The need for love within this community is evident. There were very few times during the past six days that both of my hands were not being held, my hair was not being played with or my lap was not being sat on. There were several very little children that came with their older siblings to Holiday Club and they quickly captured my heart. Poor sanitation and the spread of germs became so irrelevant and unimportant when working with these kids because all I desired was to snuggle with each and every one of them. It was such a privilege to focus solely on God and his plans for this community, free of any and all distractions. It was truly a humbling experience.

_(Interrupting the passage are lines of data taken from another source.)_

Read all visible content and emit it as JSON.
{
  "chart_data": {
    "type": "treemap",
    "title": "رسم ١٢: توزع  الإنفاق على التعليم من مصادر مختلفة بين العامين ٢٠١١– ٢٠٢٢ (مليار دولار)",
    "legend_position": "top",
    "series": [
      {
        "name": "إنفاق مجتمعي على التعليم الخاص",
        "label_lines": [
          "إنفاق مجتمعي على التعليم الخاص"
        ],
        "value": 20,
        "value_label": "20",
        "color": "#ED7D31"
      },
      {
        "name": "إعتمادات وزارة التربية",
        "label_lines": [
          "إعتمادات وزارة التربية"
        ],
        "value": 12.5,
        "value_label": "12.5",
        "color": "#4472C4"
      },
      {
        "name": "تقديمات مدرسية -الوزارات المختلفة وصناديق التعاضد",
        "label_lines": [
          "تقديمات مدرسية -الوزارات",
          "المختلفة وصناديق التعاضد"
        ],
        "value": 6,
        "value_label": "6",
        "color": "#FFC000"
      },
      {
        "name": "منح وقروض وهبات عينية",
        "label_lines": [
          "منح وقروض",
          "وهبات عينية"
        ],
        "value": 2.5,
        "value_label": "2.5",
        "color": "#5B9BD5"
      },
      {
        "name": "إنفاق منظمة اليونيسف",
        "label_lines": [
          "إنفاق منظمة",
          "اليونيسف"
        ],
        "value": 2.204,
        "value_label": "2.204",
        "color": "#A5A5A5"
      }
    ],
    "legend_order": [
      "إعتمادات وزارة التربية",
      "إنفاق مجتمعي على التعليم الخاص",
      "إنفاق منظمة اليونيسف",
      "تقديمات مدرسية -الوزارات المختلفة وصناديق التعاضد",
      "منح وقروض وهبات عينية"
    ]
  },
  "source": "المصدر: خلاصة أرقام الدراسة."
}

Possibly one of the best memories I had from the entire week was on Thursday. More than halfway through the week, we started to let the leaders from Praise Tabernacle Church take over and be independent in their leading rather than us giving them instructions or intervening. It was on this day that we focused on salvation and it's meaning. In our small group time, we had a time where we asked if anyone would like to be saved and allow God to become a part of their lives. During this time, a group of three other girls and myself were working on making sandwiches for all of the children to have for lunch. In the midst of our assembly line, Gray, our team leader, came around the corner seeking not just one of us but all four in helping with salvation prayers. As we proceeded around the corner, seven small hands were still raised from the question of who wanted to be saved from the first & second grade class. Immediately I felt such an overwhelming sense of excitement and happiness to know that we were successfully making an impact. As we each took a child, I just happened to pair up with one of the small boys, Gift. As we walked to a more secluded, quiet place, we were also accompanied by an older leader who spoke their language so that Gift would be able to understand my prayer. Almost halfway through my prayer, I completely lost it. What an emotional experience it was to be a part of a small child's commitment prayer to God. It was a moment I will never forget with that beautiful little boy.

So now, as I recover from a nasty cold, I reflect on how blessed I really am. As I return back to Pretoria I think about how lucky I am to be able to leave and take a hot shower, enjoy indoor plumbing and electricity during the night as many kids from Wallmansthal will never have that same opportunity.